The Vancouver City Council on Dec. 5 approved its Climate Action Plan, a 90-component program exceeding the Paris climate accord in the city’s goal to reduce 73 percent of community and municipal emissions by 2030. It was amended to remove NW Natural gas as a partner in the plan, over the objections of gas industry representatives.
Such a confrontational move aimed at our local gas distributor may have unintended consequences, signaling to potential new businesses to take their economic development to less authoritarian cities such as Camas, Ridgefield or Battle Ground, where similar plans are not in the works. And it will likely signal to NW Natural, founded in 1859 and granted an exclusive franchise in exchange for reliable service and reasonable rates, to tamp back on investments here, including for pragmatic decarbonization solutions such as biofuels.

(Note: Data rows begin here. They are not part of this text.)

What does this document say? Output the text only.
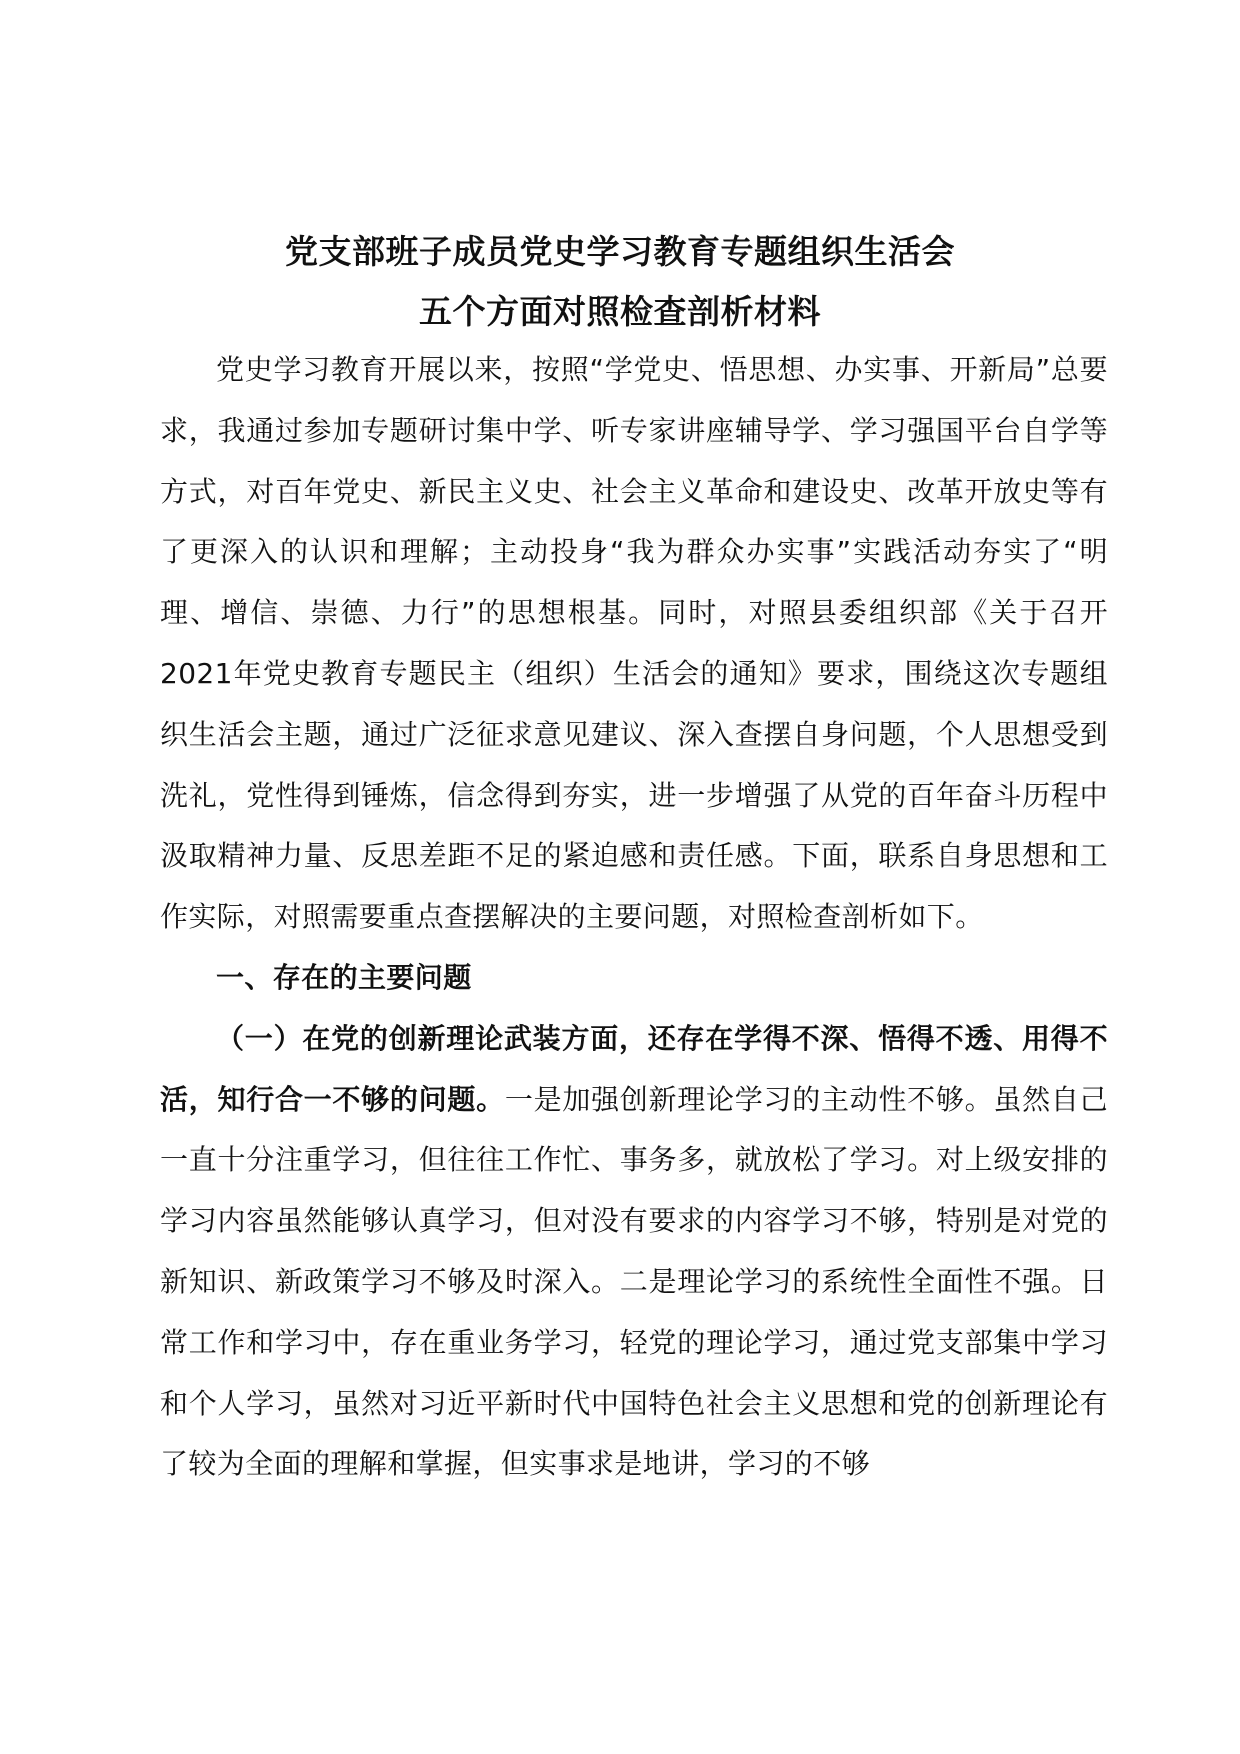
党支部班子成员党史学习教育专题组织生活会
五个方面对照检查剖析材料

党史学习教育开展以来，按照“学党史、悟思想、办实事、开新局”总要求，我通过参加专题研讨集中学、听专家讲座辅导学、学习强国平台自学等方式，对百年党史、新民主义史、社会主义革命和建设史、改革开放史等有了更深入的认识和理解；主动投身“我为群众办实事”实践活动夯实了“明理、增信、崇德、力行”的思想根基。同时，对照县委组织部《关于召开2021年党史教育专题民主（组织）生活会的通知》要求，围绕这次专题组织生活会主题，通过广泛征求意见建议、深入查摆自身问题，个人思想受到洗礼，党性得到锤炼，信念得到夯实，进一步增强了从党的百年奋斗历程中汲取精神力量、反思差距不足的紧迫感和责任感。下面，联系自身思想和工作实际，对照需要重点查摆解决的主要问题，对照检查剖析如下。

一、存在的主要问题

（一）在党的创新理论武装方面，还存在学得不深、悟得不透、用得不活，知行合一不够的问题。一是加强创新理论学习的主动性不够。虽然自己一直十分注重学习，但往往工作忙、事务多，就放松了学习。对上级安排的学习内容虽然能够认真学习，但对没有要求的内容学习不够，特别是对党的新知识、新政策学习不够及时深入。二是理论学习的系统性全面性不强。日常工作和学习中，存在重业务学习，轻党的理论学习，通过党支部集中学习和个人学习，虽然对习近平新时代中国特色社会主义思想和党的创新理论有了较为全面的理解和掌握，但实事求是地讲，学习的不够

For national context, many liberal-voting cities are directly limiting future use of fossil fuels, including Eugene and Salem, Ore., Boulder, Colo., San Francisco and Oakland, Calif. Their rules and ordinances variously ban new natural gas hookups, prohibit new natural gas appliances or ban new gasoline stations. Eugene enacted its rules despite a study showing they would only reduce residential emissions by one-tenth of 1 percent by 2037, and total emissions by less than 2 percent.
In November, Washington’s Building Code Council adopted rules “effectively banning natural gas or propane use in the home,” according to a lawsuit from building industry groups. The lawsuit contends the Legislature should have been consulted, and that the rule “interferes with commercial and consumer energy choice, unnecessarily increasing the cost of homebuilding.” Furthermore, these statewide rules add to the new state carbon dioxide cap and trade system that took effect this year already incentivizing decarbonization.